A Lifetime of Silence
To survive the peace, I adopted a role of normality. In 1947, I married Henry Morrow, an accountant and veteran. He knew I had been deported but never asked for details, and I never offered them. We had two children, and while I was a protective mother, I remained emotionally distant, unable to fully surrender to tenderness.
For 38 years of marriage, I never spoke of Von Richtberg or the son who had been taken from me. It was only in 2007, at the age of 83, that I finally shared my story for an oral history project.
The historian who interviewed me searched the archives. She found the name Klaus von Richtberg in the Ravensbrück records. She found a entry for a child named Maximilian, born on March 1, 1944. But there was no mention of the biological mother. Maximilian was a historical enigma. Whether he survived the collapse of the Reich or lived his life unaware of his true origins remains unknown.

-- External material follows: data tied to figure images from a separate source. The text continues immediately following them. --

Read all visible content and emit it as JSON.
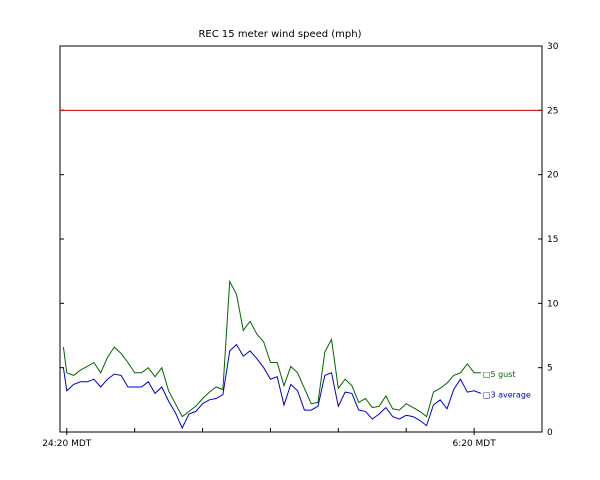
{
  "chart_data": {
    "type": "line",
    "title": "REC 15 meter wind speed (mph)",
    "xlabel": "",
    "ylabel": "",
    "y_axis_side": "right",
    "ylim": [
      0,
      30
    ],
    "yticks": [
      "0",
      "5",
      "10",
      "15",
      "20",
      "25",
      "30"
    ],
    "xtick_labels": [
      {
        "label": "24:20 MDT",
        "hour": 0
      },
      {
        "label": "6:20 MDT",
        "hour": 6
      }
    ],
    "reference_line": {
      "value": 25,
      "color": "#cc0000"
    },
    "grid": false,
    "series": [
      {
        "name": "5 gust",
        "legend_marker": "□",
        "color": "#006600",
        "x": [
          -0.05,
          0.0,
          0.1,
          0.2,
          0.3,
          0.4,
          0.5,
          0.6,
          0.7,
          0.8,
          0.9,
          1.0,
          1.1,
          1.2,
          1.3,
          1.4,
          1.5,
          1.6,
          1.7,
          1.8,
          1.9,
          2.0,
          2.1,
          2.2,
          2.3,
          2.4,
          2.5,
          2.6,
          2.7,
          2.8,
          2.9,
          3.0,
          3.1,
          3.2,
          3.3,
          3.4,
          3.5,
          3.6,
          3.7,
          3.8,
          3.9,
          4.0,
          4.1,
          4.2,
          4.3,
          4.4,
          4.5,
          4.6,
          4.7,
          4.8,
          4.9,
          5.0,
          5.1,
          5.2,
          5.3,
          5.4,
          5.5,
          5.6,
          5.7,
          5.8,
          5.9,
          6.0,
          6.1
        ],
        "values": [
          6.6,
          4.6,
          4.4,
          4.8,
          5.1,
          5.4,
          4.6,
          5.8,
          6.6,
          6.1,
          5.4,
          4.6,
          4.6,
          5.0,
          4.3,
          5.0,
          3.2,
          2.2,
          1.2,
          1.6,
          2.0,
          2.6,
          3.1,
          3.5,
          3.3,
          11.7,
          10.7,
          7.9,
          8.6,
          7.6,
          7.0,
          5.4,
          5.4,
          3.6,
          5.1,
          4.6,
          3.4,
          2.2,
          2.3,
          6.2,
          7.2,
          3.4,
          4.1,
          3.6,
          2.3,
          2.6,
          1.9,
          2.0,
          2.8,
          1.8,
          1.7,
          2.2,
          1.9,
          1.6,
          1.2,
          3.1,
          3.4,
          3.8,
          4.4,
          4.6,
          5.3,
          4.6,
          4.6
        ]
      },
      {
        "name": "3 average",
        "legend_marker": "□",
        "color": "#0000cc",
        "x": [
          -0.05,
          0.0,
          0.1,
          0.2,
          0.3,
          0.4,
          0.5,
          0.6,
          0.7,
          0.8,
          0.9,
          1.0,
          1.1,
          1.2,
          1.3,
          1.4,
          1.5,
          1.6,
          1.7,
          1.8,
          1.9,
          2.0,
          2.1,
          2.2,
          2.3,
          2.4,
          2.5,
          2.6,
          2.7,
          2.8,
          2.9,
          3.0,
          3.1,
          3.2,
          3.3,
          3.4,
          3.5,
          3.6,
          3.7,
          3.8,
          3.9,
          4.0,
          4.1,
          4.2,
          4.3,
          4.4,
          4.5,
          4.6,
          4.7,
          4.8,
          4.9,
          5.0,
          5.1,
          5.2,
          5.3,
          5.4,
          5.5,
          5.6,
          5.7,
          5.8,
          5.9,
          6.0,
          6.1
        ],
        "values": [
          5.0,
          3.2,
          3.7,
          3.9,
          3.9,
          4.1,
          3.5,
          4.1,
          4.5,
          4.4,
          3.5,
          3.5,
          3.5,
          3.9,
          3.0,
          3.5,
          2.4,
          1.5,
          0.3,
          1.4,
          1.6,
          2.2,
          2.5,
          2.6,
          2.9,
          6.3,
          6.8,
          5.9,
          6.3,
          5.7,
          5.0,
          4.1,
          4.3,
          2.1,
          3.7,
          3.2,
          1.7,
          1.7,
          2.0,
          4.4,
          4.6,
          2.0,
          3.1,
          3.0,
          1.7,
          1.6,
          1.0,
          1.4,
          1.9,
          1.2,
          1.0,
          1.3,
          1.2,
          0.9,
          0.5,
          2.1,
          2.5,
          1.8,
          3.3,
          4.1,
          3.1,
          3.2,
          3.0
        ]
      }
    ]
  }
}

I never searched for him. It wasn’t for lack of love, but out of a paralyzing fear of what that truth would do to his life. What does one say to a son born of such circumstances?
The Legacy of the Unseen
Klaus von Richtberg was never brought to justice. Like many high-ranking officers, he likely vanished in the chaos of 1945, perhaps fleeing to South America or living under a false identity in West Germany. The systematic abuse and reproductive violence that occurred in the camps were often omitted from official post-war accounts, leaving the victims to suffer a second punishment: social silence and stigmatization.
My name appears in a yellowed medical register from 1944—a birth, a weight, a time. No emotion, just clinical facts. But that paper proves that my experience was not a nightmare I imagined; it was an institutionalized procedure of an inhumane regime.
Today, in 2013, I am 89 years old in a nursing home in Beaune. I have worn this silence like a second skin for most of my life. My children know me as their mother, but they do not know the woman from Barracks Number 7. I have finally spoken so that the world remembers that some wounds do not heal with time; they simply become part of the history we are too afraid to tell. Some truths are too vast for words, and some absences are the only thing we have left to hold onto.